O ministro do Trabalho e Emprego, Luiz Marinho, antecipou nesta quarta-feira, 29, os detalhes sobre a integração do Fundo de Garantia do Tempo de Serviço (FGTS) ao programa Desenrola 2.
De acordo com o chefe da pasta, a utilização do saldo do fundo para a quitação de débitos será restrita a 20% do montante total disponível na conta do correntista. A medida é voltada especificamente para trabalhadores endividados que possuem renda mensal de até cinco salários mínimos, o equivalente a R$ 8.105. Para aqueles que se enquadram na faixa de renda mas não possuem saldo no FGTS, o governo deve oferecer outras modalidades de parcelamento.
A operacionalização do benefício será intermediada pela Caixa Econômica Federal. Marinho explicou que o processo terá início após o trabalhador firmar um acordo com a instituição credora.
Uma vez que o banco ajuste o desconto sobre o débito, a Caixa realizará a transferência direta para liquidar o crédito, desde que haja autorização expressa do titular. O ministro enfatizou que o recurso terá destinação "carimbada", servindo exclusivamente para o pagamento da dívida em questão.

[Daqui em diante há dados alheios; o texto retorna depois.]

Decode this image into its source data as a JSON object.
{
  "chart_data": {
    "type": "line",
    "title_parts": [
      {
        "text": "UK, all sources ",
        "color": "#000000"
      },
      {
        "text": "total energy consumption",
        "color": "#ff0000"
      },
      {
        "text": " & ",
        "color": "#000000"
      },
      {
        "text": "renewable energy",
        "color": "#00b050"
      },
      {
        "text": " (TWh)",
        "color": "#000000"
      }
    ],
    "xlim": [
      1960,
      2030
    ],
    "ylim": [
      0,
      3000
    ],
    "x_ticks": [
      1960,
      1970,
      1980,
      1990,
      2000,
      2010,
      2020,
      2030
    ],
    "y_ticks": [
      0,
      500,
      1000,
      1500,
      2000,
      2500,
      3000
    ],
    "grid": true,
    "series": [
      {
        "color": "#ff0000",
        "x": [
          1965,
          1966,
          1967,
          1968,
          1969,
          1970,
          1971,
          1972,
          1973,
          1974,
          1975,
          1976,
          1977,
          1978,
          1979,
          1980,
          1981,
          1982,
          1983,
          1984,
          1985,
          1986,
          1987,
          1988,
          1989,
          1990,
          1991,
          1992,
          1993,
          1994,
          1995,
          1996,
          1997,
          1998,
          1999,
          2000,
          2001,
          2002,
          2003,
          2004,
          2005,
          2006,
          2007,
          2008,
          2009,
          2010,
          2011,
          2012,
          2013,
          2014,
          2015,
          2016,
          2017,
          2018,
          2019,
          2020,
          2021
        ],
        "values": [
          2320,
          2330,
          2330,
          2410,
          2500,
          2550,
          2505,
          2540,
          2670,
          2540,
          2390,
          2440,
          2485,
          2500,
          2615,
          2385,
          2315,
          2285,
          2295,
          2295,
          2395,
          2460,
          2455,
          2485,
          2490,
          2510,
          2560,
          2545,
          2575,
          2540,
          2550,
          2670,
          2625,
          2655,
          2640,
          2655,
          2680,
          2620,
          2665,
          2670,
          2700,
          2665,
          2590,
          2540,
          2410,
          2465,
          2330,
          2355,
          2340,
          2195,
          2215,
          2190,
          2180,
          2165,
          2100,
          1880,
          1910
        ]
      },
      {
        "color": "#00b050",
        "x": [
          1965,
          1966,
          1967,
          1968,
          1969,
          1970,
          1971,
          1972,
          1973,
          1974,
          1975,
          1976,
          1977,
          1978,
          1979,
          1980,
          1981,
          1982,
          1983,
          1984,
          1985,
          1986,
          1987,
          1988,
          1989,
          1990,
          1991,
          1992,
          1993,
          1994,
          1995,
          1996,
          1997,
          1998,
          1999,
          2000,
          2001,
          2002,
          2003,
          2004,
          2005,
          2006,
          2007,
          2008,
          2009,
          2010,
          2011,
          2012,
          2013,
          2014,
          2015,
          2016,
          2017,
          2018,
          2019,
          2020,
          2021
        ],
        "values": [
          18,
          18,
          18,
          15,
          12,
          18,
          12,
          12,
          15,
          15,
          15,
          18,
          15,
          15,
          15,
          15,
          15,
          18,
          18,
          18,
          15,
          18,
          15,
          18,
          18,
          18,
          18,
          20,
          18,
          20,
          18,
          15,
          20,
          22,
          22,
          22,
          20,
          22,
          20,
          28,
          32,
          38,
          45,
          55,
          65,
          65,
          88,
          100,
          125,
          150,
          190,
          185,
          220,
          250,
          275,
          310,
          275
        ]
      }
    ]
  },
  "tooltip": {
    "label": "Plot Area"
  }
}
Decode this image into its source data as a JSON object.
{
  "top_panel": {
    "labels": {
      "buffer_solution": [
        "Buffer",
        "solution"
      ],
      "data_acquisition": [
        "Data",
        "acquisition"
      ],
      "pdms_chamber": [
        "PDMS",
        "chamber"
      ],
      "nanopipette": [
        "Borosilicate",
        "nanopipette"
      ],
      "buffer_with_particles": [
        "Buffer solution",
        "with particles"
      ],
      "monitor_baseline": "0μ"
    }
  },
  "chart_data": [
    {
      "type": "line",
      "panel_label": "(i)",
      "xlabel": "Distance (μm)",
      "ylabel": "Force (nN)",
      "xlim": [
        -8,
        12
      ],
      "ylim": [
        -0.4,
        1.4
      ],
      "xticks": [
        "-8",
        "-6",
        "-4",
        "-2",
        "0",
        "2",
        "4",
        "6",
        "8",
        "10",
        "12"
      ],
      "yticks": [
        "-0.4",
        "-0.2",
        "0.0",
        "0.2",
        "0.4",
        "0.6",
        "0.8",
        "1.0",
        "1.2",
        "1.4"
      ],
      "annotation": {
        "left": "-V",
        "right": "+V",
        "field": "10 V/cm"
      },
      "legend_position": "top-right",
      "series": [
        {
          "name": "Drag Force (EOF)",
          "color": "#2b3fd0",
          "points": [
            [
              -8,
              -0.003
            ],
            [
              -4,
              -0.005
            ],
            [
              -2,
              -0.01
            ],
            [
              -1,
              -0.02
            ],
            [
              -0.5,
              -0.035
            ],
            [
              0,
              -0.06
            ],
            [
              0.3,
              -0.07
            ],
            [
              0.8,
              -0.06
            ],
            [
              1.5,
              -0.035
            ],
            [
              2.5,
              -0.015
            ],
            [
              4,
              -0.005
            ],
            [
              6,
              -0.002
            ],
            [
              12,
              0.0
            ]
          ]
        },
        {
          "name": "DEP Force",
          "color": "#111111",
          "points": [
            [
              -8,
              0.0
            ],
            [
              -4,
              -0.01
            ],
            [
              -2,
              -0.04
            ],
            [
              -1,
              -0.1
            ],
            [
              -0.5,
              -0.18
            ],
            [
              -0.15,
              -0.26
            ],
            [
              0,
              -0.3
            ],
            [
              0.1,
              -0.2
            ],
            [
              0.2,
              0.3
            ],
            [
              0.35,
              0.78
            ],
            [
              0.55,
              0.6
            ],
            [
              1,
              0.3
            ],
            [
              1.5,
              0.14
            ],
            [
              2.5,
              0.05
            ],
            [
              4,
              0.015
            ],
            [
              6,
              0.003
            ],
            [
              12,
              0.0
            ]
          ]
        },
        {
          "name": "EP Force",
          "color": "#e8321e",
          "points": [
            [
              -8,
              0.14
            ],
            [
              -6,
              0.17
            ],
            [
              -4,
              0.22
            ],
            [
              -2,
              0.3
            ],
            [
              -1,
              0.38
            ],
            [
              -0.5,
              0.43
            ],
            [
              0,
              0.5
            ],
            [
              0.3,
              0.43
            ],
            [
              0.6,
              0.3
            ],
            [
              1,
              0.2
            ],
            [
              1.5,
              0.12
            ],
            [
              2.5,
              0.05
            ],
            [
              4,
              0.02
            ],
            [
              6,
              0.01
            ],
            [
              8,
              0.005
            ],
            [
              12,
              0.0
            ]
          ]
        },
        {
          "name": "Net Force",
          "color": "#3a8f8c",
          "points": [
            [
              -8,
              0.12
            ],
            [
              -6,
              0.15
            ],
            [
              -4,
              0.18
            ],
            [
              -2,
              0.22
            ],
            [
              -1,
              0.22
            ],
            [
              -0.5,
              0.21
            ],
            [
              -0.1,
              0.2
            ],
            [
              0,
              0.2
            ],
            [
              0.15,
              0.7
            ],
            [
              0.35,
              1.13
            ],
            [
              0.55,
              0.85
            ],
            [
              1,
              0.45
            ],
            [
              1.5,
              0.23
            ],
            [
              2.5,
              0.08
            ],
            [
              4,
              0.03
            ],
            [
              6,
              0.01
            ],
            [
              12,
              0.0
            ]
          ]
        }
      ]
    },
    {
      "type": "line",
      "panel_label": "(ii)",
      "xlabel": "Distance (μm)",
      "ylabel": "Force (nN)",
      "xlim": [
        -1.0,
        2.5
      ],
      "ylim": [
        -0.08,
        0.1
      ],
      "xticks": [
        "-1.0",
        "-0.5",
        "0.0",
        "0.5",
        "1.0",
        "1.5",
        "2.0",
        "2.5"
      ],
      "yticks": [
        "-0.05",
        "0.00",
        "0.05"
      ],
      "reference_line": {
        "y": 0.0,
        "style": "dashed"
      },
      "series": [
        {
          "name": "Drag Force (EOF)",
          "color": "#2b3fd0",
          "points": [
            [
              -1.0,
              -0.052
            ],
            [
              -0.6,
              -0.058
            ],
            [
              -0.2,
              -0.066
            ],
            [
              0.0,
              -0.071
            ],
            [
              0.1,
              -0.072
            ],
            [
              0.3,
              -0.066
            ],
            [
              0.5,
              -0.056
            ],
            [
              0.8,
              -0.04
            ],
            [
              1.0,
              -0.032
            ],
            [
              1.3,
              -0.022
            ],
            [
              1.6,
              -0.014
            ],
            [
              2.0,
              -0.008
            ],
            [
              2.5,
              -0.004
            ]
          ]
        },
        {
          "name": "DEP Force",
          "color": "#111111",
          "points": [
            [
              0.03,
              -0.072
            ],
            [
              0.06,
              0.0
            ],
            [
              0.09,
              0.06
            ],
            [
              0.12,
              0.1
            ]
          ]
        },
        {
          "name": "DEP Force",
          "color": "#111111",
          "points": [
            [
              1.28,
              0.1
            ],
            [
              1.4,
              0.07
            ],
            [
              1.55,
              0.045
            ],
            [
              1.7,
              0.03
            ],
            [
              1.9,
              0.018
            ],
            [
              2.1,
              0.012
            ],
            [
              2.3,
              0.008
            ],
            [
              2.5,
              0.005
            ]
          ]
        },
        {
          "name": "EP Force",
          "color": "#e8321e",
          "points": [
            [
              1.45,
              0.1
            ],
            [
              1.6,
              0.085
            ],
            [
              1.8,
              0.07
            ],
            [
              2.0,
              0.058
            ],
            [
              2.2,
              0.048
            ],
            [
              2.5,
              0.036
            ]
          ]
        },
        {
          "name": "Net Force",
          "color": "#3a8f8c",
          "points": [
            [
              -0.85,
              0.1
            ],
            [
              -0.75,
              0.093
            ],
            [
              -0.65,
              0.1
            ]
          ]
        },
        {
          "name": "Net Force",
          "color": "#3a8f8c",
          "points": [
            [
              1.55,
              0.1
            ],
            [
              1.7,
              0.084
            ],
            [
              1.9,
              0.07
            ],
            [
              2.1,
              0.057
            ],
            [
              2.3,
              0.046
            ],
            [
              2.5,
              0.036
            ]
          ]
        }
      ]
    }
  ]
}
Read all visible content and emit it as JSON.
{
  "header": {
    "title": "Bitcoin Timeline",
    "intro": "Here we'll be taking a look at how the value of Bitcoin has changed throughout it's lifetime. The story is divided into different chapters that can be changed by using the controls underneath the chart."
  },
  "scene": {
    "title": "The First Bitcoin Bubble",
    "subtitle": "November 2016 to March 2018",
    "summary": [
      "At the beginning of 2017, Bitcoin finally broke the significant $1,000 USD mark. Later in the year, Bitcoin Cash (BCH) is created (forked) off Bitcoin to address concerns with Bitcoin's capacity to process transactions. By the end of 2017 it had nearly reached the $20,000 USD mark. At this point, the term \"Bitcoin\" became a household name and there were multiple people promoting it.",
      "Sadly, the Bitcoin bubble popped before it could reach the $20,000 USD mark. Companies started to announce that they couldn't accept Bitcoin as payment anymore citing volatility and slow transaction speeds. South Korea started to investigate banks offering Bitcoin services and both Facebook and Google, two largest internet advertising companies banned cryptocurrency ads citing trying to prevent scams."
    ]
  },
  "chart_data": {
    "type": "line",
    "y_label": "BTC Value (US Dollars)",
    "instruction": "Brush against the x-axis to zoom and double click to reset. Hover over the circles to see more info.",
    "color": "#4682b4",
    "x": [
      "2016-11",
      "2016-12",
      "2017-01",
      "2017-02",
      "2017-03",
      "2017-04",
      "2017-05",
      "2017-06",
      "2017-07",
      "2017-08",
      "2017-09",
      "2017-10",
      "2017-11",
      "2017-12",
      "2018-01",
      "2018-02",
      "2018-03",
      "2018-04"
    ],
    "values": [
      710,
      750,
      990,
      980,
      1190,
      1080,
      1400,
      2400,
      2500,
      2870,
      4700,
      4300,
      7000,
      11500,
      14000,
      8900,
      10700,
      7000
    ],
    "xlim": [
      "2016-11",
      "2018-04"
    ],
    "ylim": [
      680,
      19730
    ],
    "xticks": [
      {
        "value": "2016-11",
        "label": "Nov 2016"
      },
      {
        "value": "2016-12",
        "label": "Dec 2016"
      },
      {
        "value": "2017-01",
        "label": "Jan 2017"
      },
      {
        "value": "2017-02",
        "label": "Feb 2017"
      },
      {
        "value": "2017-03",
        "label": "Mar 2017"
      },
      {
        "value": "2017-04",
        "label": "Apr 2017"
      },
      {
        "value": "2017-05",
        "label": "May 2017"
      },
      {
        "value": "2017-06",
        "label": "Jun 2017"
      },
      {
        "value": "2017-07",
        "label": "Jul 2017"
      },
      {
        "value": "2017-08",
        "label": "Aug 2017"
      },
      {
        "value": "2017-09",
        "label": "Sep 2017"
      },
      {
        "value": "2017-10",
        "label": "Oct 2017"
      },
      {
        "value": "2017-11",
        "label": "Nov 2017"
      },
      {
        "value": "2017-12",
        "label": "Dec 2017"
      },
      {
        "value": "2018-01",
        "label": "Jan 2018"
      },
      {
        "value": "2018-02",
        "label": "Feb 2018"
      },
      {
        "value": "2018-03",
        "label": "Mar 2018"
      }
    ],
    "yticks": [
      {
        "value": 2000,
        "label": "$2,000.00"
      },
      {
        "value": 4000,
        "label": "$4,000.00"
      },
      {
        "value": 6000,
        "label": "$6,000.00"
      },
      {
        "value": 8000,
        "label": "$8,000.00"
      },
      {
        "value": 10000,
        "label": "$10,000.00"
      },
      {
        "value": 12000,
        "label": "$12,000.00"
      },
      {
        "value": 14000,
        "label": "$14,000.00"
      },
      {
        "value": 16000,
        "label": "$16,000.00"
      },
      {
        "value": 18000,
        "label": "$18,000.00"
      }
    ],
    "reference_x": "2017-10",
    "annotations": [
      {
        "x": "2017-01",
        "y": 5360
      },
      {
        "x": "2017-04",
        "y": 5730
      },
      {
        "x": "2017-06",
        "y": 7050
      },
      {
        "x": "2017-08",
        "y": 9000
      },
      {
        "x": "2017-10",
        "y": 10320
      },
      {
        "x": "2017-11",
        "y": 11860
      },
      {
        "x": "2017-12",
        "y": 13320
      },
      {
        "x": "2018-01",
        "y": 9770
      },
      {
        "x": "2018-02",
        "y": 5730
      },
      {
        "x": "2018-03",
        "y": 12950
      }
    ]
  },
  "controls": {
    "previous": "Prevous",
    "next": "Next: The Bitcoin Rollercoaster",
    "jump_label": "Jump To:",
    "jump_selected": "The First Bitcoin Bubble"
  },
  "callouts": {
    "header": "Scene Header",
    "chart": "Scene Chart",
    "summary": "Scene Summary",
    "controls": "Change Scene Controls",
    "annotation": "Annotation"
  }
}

Em relação ao alcance da renegociação, Marinho esclareceu que trabalhadores com múltiplas dívidas poderão unificar seus débitos. Contudo, os detalhes técnicos sobre essa consolidação ainda passam por ajustes internos no governo para que o anúncio oficial do novo programa ocorra sem inconsistências.
Um dos pontos centrais da proposta é a exigência de abatimentos significativos por parte do setor financeiro. O ministro afirmou que as instituições serão obrigadas a oferecer um desconto mínimo de 40%, sob pena de não serem autorizadas a participar da operação. Dependendo da natureza e das características da dívida, esse percentual de redução pode chegar a 90% do valor total devido.